Saturday, July 11, 2009

Desert Storm: Easy Target for Recruiter


In the spring of 1988, when I was 17 my mother was going through a difficult divorce from her second husband. He’d moved out of the house. Shortly thereafter my brother moved to my father’s house. My mother spent long hours at work, or she would return to the house after work and then leave again to go on long walks. She had stopped eating the previous autumn, and by the spring I had become good at boiling beans, and stretching the food for as long as possible.

We lived in a suburban house in a development with a sidewalk and old men who walked their poodles after work. There was a playground full of little kids at the end of the day. I could smell people with their BBQ. I kept the lawn mowed. I raked the leaves, but essentially from the spring of 1988 onward I had been kind of left to my own devices. I played a lot of Dungeons & Dragons.

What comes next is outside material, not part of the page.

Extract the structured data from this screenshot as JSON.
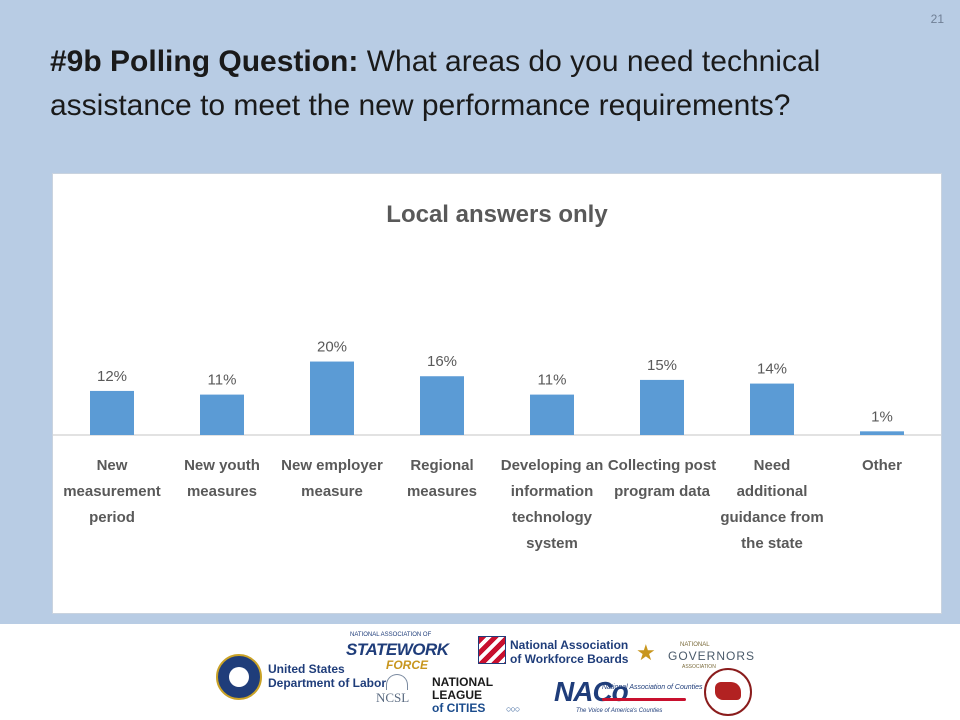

I didn’t really realize this at the time. My mother’s trips to the grocery stores became less frequent. She began to buy staples instead of the kind of convenience food like hot dogs, chips, soda. Instead she bought eggs, bags of rice, frozen chicken, and frozen hamburger. And gradually I became used to boiling beans or thawing chicken and making the food. My mother just didn’t eat anything. When she talked she talked in circles about the trouble with her exhusband. By the spring she had lost a massive amount of weight; some of her hair had fallen out; she was doing very poorly. She kept moving and talking and would wake in the middle of the night and sit on the sofa in the living room.

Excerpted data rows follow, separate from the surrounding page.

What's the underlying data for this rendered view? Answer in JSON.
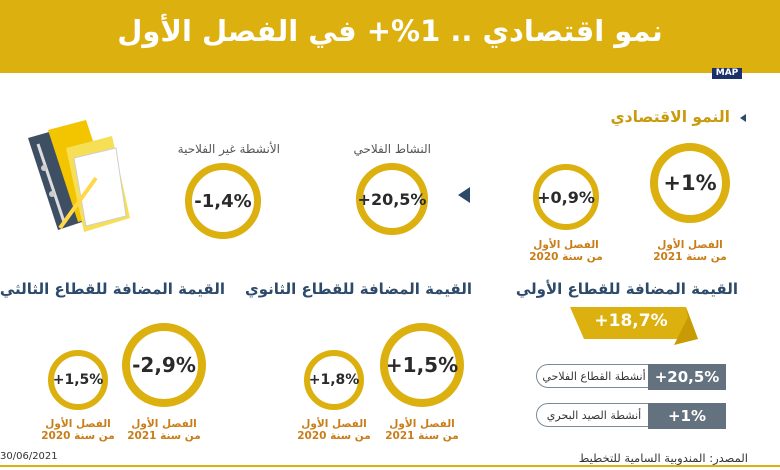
{
  "title": "نمو اقتصادي .. 1%+ في الفصل الأول",
  "agency_logo": "MAP",
  "colors": {
    "gold": "#dcb00f",
    "navy": "#2d4a6b",
    "gray": "#64717e",
    "orange": "#c97d18"
  },
  "growth": {
    "header": "النمو الاقتصادي",
    "q1_2021": {
      "value": "+1%",
      "label_line1": "الفصل الأول",
      "label_line2": "من سنة 2021"
    },
    "q1_2020": {
      "value": "+0,9%",
      "label_line1": "الفصل الأول",
      "label_line2": "من سنة 2020"
    },
    "agri": {
      "label": "النشاط الفلاحي",
      "value": "+20,5%"
    },
    "nonagri": {
      "label": "الأنشطة غير الفلاحية",
      "value": "-1,4%"
    }
  },
  "primary": {
    "header": "القيمة المضافة للقطاع الأولي",
    "total": "+18,7%",
    "rows": [
      {
        "label": "أنشطة القطاع الفلاحي",
        "value": "+20,5%"
      },
      {
        "label": "أنشطة الصيد البحري",
        "value": "+1%"
      }
    ]
  },
  "secondary": {
    "header": "القيمة المضافة للقطاع الثانوي",
    "q1_2021": {
      "value": "+1,5%",
      "label_line1": "الفصل الأول",
      "label_line2": "من سنة 2021"
    },
    "q1_2020": {
      "value": "+1,8%",
      "label_line1": "الفصل الأول",
      "label_line2": "من سنة 2020"
    }
  },
  "tertiary": {
    "header": "القيمة المضافة للقطاع الثالثي",
    "q1_2021": {
      "value": "-2,9%",
      "label_line1": "الفصل الأول",
      "label_line2": "من سنة 2021"
    },
    "q1_2020": {
      "value": "+1,5%",
      "label_line1": "الفصل الأول",
      "label_line2": "من سنة 2020"
    }
  },
  "source": "المصدر: المندوبية السامية للتخطيط",
  "date": "30/06/2021"
}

Mostly though she was gone. I went to school. I did my calculus homework. I played D&D. I mowed the lawn. I made food, and then the food ran low. I had started to apply to colleges, but the reality of college seemed like a remote, fragile thing. I had to enter my parent’s income on the financial aid forms. The schools where I wanted to go -- to a private school in Walla Walla, to Dartmouth, to a private school in Tacoma -- seemed expensive on a level that made it seemed possible to attend. That this, the amount of money required each year in tuition, much less the other expenses of attending school, seemed so preposterous, I just thought there was something I didn't understand. (Nope, they actually twice as much as money per year as my parents had originally paid for their house.) In practicality, even the state school cost too much. My mother encouraged me to apply to schools. My father shook his head. There is no way I will pay for you attend college he said. No one paid my way. I ended up confused and uncertain completely unable to see what my life would be like after I graduated. I was certain my mother would officially move out of the house, and then I was unsure where I would even life, much less what school I would attend.

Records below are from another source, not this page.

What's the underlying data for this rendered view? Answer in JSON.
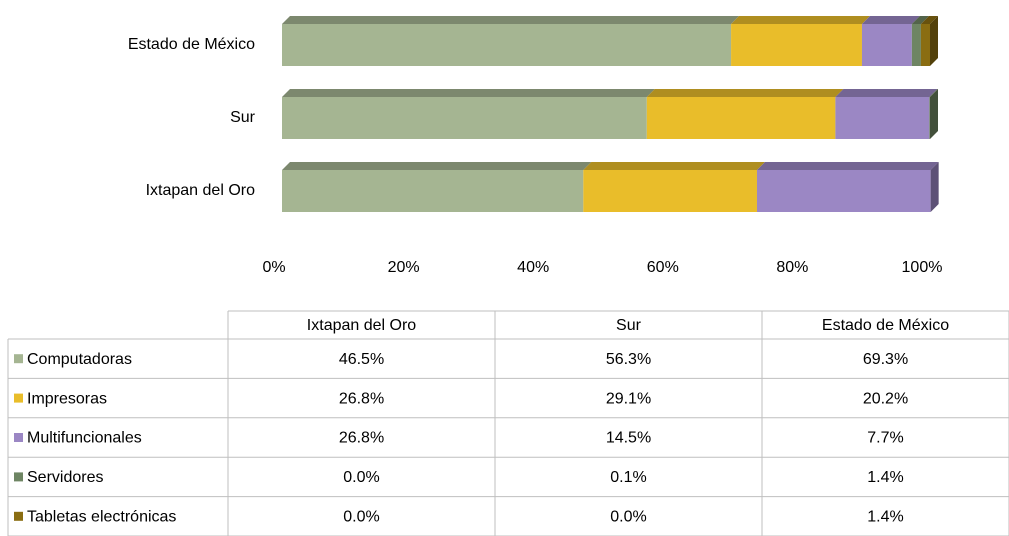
{
  "chart_data": {
    "type": "stacked-bar-horizontal",
    "categories": [
      "Ixtapan del Oro",
      "Sur",
      "Estado de México"
    ],
    "series": [
      {
        "name": "Computadoras",
        "color": "#a5b592",
        "values": [
          46.5,
          56.3,
          69.3
        ],
        "value_labels": [
          "46.5%",
          "56.3%",
          "69.3%"
        ]
      },
      {
        "name": "Impresoras",
        "color": "#e9bd2a",
        "values": [
          26.8,
          29.1,
          20.2
        ],
        "value_labels": [
          "26.8%",
          "29.1%",
          "20.2%"
        ]
      },
      {
        "name": "Multifuncionales",
        "color": "#9b87c4",
        "values": [
          26.8,
          14.5,
          7.7
        ],
        "value_labels": [
          "26.8%",
          "14.5%",
          "7.7%"
        ]
      },
      {
        "name": "Servidores",
        "color": "#6e8563",
        "values": [
          0.0,
          0.1,
          1.4
        ],
        "value_labels": [
          "0.0%",
          "0.1%",
          "1.4%"
        ]
      },
      {
        "name": "Tabletas electrónicas",
        "color": "#8a6d12",
        "values": [
          0.0,
          0.0,
          1.4
        ],
        "value_labels": [
          "0.0%",
          "0.0%",
          "1.4%"
        ]
      }
    ],
    "xlim": [
      0,
      100
    ],
    "xticks": [
      {
        "value": 0,
        "label": "0%"
      },
      {
        "value": 20,
        "label": "20%"
      },
      {
        "value": 40,
        "label": "40%"
      },
      {
        "value": 60,
        "label": "60%"
      },
      {
        "value": 80,
        "label": "80%"
      },
      {
        "value": 100,
        "label": "100%"
      }
    ],
    "data_table": true
  }
}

During this time, an Army Recruiter found me. He was a tiny guy who wore Class As. He was missing teeth. He drove a dented Pontiac that had mismatched colored doors. He wore his hair short and oiled and slicked back over his scalp. He gave me a kind of used car salesmen pitch about the Army and then a handful of literature. Unlike the literature of Dartmouth say, the Army Reserve literature talked a about how much money I would make, they would provide training, and tuition for college. It would take nearly a year to train in the military. On one level everyone in my family had warned me about the Army. They do not tell you the truth; I had been told. But, I had in my hands promises and contracts. And all I had to do was enlist and when I graduated from high school I knew what I would be doing. I would get on an airplane (with a ticket the Army had paid for) and go to Basic Training and then school where I would, the literature said, learn a valuable skill.

I hesitated and delayed the recruiter and he went away. During the summer, my mother began to suffer panic attacks in the middle of the night. She went to bed almost every night and then ended up crying out at some point in the middle of the night. She rushed around the house. Doors slammed. The sink went off and on. She took a bath at three o’clock in the morning. When I woke, she was gone and wouldn’t return until the end of the day. She came home from work dressed in her work clothes with her security badge, and then left again. I lived on rice and beans.

When the recruiter called again, he took me out to lunch. I think that did it. I ate, and having not eaten food I’d (poorly) prepared for six months, I figured it couldn’t be as weird as it currently was and I would make the money I needed for college myself. I seemed like a fair trade. So enlisted. Enlisting suddenly put into my mind a kind of structure, a cap on what had bee happening. When I graduated from high school, I would climb on a plane and something else would happen.